Tuesday, 29 April 2014

Languages

The word "language" can be used either literally or metaphorically. Thus, "body language" and animal signals are not literally "languages." Metaphor becomes problematic if misunderstood literally.

These observations are occasioned by reading Poul Anderson's The Night Face. Elfavy of the planet Gwydion lists "languages," which, she says, each describe a single facet of reality:

speech;
mathematics;
music;
painting;
choreography;
Gwydiona myth;
poetry.

I suggest that a language can not only express feelings but also convey information. Thus, music and choreography are media but not languages. Poetry, prose and drama are different media which can use a common language. Mathematics is closer to being a "language." The Admissions Tutor at the University of Manchester Institute of Science and Technology said that he wanted to know, of any prospective student, "Does he obey the laws that we obey?

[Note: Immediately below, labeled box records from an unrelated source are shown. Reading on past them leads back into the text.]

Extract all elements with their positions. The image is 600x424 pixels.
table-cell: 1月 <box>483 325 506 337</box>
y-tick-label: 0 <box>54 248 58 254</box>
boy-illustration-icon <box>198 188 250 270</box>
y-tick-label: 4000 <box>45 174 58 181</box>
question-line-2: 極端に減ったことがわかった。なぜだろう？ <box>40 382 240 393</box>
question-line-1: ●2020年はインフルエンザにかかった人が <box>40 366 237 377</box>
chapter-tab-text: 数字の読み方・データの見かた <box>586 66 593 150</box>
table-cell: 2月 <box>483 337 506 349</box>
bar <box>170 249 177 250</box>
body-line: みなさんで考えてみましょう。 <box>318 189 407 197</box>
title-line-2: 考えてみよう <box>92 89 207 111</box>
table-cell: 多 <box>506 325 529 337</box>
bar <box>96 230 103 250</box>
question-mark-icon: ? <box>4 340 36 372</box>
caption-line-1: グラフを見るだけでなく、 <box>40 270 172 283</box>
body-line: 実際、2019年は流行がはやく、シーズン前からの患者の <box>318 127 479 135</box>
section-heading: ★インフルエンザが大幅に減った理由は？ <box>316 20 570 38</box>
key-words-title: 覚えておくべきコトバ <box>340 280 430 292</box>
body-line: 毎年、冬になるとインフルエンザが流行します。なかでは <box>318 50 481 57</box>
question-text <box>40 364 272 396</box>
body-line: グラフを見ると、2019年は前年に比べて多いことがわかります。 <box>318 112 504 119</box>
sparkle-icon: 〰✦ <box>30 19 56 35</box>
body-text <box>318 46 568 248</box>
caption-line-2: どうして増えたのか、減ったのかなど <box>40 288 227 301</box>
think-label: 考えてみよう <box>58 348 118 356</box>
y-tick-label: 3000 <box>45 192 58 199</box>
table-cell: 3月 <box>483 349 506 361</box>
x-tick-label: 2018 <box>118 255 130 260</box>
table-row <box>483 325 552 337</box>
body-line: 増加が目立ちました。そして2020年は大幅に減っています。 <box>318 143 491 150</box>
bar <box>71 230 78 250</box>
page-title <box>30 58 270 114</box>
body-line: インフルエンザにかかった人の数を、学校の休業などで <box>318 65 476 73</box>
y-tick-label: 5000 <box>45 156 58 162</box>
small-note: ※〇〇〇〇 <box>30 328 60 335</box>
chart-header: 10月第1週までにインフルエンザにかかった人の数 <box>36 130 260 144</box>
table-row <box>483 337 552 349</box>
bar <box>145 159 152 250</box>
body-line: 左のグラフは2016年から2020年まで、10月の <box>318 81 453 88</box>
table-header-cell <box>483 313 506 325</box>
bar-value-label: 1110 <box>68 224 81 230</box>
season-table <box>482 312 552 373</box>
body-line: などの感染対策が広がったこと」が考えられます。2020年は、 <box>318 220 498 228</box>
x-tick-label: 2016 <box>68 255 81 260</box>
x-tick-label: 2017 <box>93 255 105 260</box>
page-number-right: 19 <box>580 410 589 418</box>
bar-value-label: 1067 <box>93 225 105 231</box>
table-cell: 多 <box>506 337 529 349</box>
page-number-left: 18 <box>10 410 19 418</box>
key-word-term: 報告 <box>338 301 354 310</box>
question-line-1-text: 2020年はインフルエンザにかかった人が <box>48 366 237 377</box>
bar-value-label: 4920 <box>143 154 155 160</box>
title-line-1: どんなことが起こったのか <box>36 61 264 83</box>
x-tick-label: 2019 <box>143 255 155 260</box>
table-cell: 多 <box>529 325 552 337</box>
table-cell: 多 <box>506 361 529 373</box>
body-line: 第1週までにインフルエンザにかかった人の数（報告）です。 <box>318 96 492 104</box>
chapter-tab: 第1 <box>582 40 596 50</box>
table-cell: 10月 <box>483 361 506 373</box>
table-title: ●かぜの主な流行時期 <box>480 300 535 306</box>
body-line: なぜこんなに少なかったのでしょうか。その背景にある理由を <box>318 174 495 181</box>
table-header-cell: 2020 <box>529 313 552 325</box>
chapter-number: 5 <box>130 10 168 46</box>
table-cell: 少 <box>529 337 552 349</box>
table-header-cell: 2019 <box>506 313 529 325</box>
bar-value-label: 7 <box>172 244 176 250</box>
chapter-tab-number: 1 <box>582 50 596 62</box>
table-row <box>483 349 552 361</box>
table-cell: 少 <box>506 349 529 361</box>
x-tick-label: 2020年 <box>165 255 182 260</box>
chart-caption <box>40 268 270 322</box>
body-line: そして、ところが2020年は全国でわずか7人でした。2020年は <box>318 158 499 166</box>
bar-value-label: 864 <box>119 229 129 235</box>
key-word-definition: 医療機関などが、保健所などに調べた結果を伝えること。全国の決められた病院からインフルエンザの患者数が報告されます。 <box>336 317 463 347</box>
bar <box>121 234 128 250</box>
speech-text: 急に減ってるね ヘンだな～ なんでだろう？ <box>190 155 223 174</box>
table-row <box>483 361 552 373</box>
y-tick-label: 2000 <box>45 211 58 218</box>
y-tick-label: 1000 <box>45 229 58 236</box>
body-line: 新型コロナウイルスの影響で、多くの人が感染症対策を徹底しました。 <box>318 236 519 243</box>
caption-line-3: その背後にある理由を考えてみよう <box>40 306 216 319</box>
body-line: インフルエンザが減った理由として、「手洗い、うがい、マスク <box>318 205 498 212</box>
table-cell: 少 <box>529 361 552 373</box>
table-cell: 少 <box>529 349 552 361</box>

The laws of physics. Does he speak the language that we speak? The language of mathematics." (Here again, a word is used in an extended sense. We can break the laws of England but not the laws of physics.)

Elfavy mentions not myth in general but specifically Gwydiona myth as a "language." The latter was developed not by primitives confusing it with science but deliberately and systematically by trained semanticians to describe a facet of reality for which all the other "languages" were inadequate.

I buy myths like death and resurrection as describing reality but do not call them a language.